Die Autorin beschreibt zunächst Fremdenfeindlichkeit, Ausländerfeindlichkeit und Schwarz-sein in Deutschland. Dabei kann sie - natürlich? - auf eigene Erfahrungen zurückgreifen. Außerdem gehört sie zur „Initiative Schwarzer Menschen in Deutschland e.V. (ISD)”, ist also auch im ständigen Austausch mit anderen und beantwortet auch viele Anfragen, die sie oder den Verein erreichen, auch von Beraterinnen und Beratern, Lehrerinnen und Lehrern, die Unterstützung suchen, um schwarze Kinder und Jugendliche zu unterstützen.

In diesem Buch wird dann der Rassismus systematisch eingeordnet: „Woher kommst Du” ist das Startkapitel, im folgenden geht es um Haare, die auch wohlmeinende Freunde gerne einmal anfassen wollen. Weiter geht es dann mit Witzen über Schwarze, die manchmal begleitet werden von dem vorwurfsvollen „Stell Dich doch nicht so an. Sei doch nicht so empfindlich. Ist doch nicht böse gemeint.” Insgesamt schildert die Autorin den Umgang mit Rassismus bei Freunden und Bekannten als schwieriger als das Anpöbeln durch Fremde auf der Straße - bei Freunden trifft es einen mehr, und man möchte sie vielleicht nicht verlieren.

Weiter geht es mit Selbstwahrnehmung, Mutproben oder der Konfrontation mit „Blackfacing” im Fasching, also dem Verkleiden und Auftreten als „Neger”, der meistens so aussieht wie in der Bebilderungen bei Pipi Langstrumpf oder anderen Kinderbüchern. Und sie bezieht dann engagiert Standpunkt zur Frage, ob man Kinderbücher verändern sollte, wenn dort von „Negerkönigen” oder „Buschnegern” die Rede ist. Auch hier ist die Frage: Soll man sich als Betroffene „anstellen”? Soll man „kompliziert werden”? Ist das eine gesinnungspolizeiliche Maßnahme, wenn man als Betroffene Rassismus kritisiert?
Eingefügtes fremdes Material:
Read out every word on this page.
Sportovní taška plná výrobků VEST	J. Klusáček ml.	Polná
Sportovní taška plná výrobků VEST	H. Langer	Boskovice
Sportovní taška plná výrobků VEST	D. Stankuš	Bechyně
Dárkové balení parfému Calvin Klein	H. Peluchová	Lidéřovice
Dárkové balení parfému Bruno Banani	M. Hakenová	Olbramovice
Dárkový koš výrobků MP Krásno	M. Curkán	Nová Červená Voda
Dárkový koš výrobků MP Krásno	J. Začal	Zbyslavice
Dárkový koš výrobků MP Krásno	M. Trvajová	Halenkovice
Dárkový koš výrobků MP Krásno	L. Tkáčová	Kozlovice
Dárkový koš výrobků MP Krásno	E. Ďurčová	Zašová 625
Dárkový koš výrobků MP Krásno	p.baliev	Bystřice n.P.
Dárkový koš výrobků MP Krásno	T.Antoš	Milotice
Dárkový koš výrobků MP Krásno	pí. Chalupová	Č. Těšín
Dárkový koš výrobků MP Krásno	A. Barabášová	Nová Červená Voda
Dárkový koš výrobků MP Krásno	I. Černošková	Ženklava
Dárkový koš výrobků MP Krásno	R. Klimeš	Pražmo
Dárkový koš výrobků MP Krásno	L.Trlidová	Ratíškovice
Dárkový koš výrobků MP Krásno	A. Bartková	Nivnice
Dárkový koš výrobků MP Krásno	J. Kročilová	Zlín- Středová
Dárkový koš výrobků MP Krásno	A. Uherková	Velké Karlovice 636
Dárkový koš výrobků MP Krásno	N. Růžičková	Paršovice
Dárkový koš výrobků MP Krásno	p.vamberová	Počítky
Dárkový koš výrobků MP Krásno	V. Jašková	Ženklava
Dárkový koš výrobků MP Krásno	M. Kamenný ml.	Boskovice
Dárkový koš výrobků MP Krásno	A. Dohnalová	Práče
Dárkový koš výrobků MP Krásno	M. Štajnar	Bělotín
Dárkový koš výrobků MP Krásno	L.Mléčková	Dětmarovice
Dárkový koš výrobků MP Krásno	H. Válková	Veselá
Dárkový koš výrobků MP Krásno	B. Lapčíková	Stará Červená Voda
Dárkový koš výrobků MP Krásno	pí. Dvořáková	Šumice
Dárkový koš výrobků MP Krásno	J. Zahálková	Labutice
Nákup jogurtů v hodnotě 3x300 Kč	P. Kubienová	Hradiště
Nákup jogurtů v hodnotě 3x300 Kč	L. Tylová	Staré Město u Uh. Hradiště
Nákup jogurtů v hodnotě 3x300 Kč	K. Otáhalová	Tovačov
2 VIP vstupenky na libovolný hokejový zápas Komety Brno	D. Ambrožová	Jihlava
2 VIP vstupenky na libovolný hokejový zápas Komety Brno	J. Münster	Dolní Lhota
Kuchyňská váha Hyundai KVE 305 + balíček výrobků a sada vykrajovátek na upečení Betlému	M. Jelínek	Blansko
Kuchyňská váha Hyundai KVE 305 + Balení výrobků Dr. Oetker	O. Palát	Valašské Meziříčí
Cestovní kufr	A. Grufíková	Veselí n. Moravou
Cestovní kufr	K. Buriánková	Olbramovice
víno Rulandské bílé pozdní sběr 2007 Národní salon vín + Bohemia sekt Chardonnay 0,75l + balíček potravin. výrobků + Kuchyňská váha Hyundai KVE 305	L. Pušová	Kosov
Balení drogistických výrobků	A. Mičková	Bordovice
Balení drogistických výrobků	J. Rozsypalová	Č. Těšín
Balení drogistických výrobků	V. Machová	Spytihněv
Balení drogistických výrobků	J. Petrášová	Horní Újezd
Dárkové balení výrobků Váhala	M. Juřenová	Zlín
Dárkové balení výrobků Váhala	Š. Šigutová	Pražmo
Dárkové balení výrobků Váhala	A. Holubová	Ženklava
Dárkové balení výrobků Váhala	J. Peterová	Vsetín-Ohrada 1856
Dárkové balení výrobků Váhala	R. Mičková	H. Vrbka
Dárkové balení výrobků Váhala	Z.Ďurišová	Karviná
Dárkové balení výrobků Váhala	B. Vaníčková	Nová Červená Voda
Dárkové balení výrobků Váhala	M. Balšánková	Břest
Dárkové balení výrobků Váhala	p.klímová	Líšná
Ein Thema ist natürlich auch die Kontrolle durch die Bundespolizei im Zug. Die meisten, die dies hier lesen, sind vermutlich noch nie während einer Zugfahrt kontrolliert worden. Die Autorin schon, Warum wohl? Und: Ja, eine rassistische Auswahl bei der Durchführung von Kontrollen ist verboten, ist illegal. Und: Ja, auch die Polizei, selbst die Bundespolizei muss sich an Gesetze halten.

Zum Schluss werden Hilfe und Selbsthilfeorganisationen, politische Organisationen überhaupt vorgestellt. Die Autorin fordert dabei auch dazu auf, eine eigene Gruppe (oder Ortsgruppe der vorgestellten Organisationen) zu gründen. Das ist vermutlich für viele ein zu großer Schritt, aber hoffentlich probieren es einige aus.

Das Buch ist, trotz des schweren Themas, kurzweilig und unterhaltsam geschrieben. Die Autorin billigt auch denen, die sie rassistisch angehen, einen zweiten Versuch zu. Dann sollte man aber Benehmen gelernt haben. Und: Nein, man darf einer schwarzen Frau nicht einfach an die Haare fassen.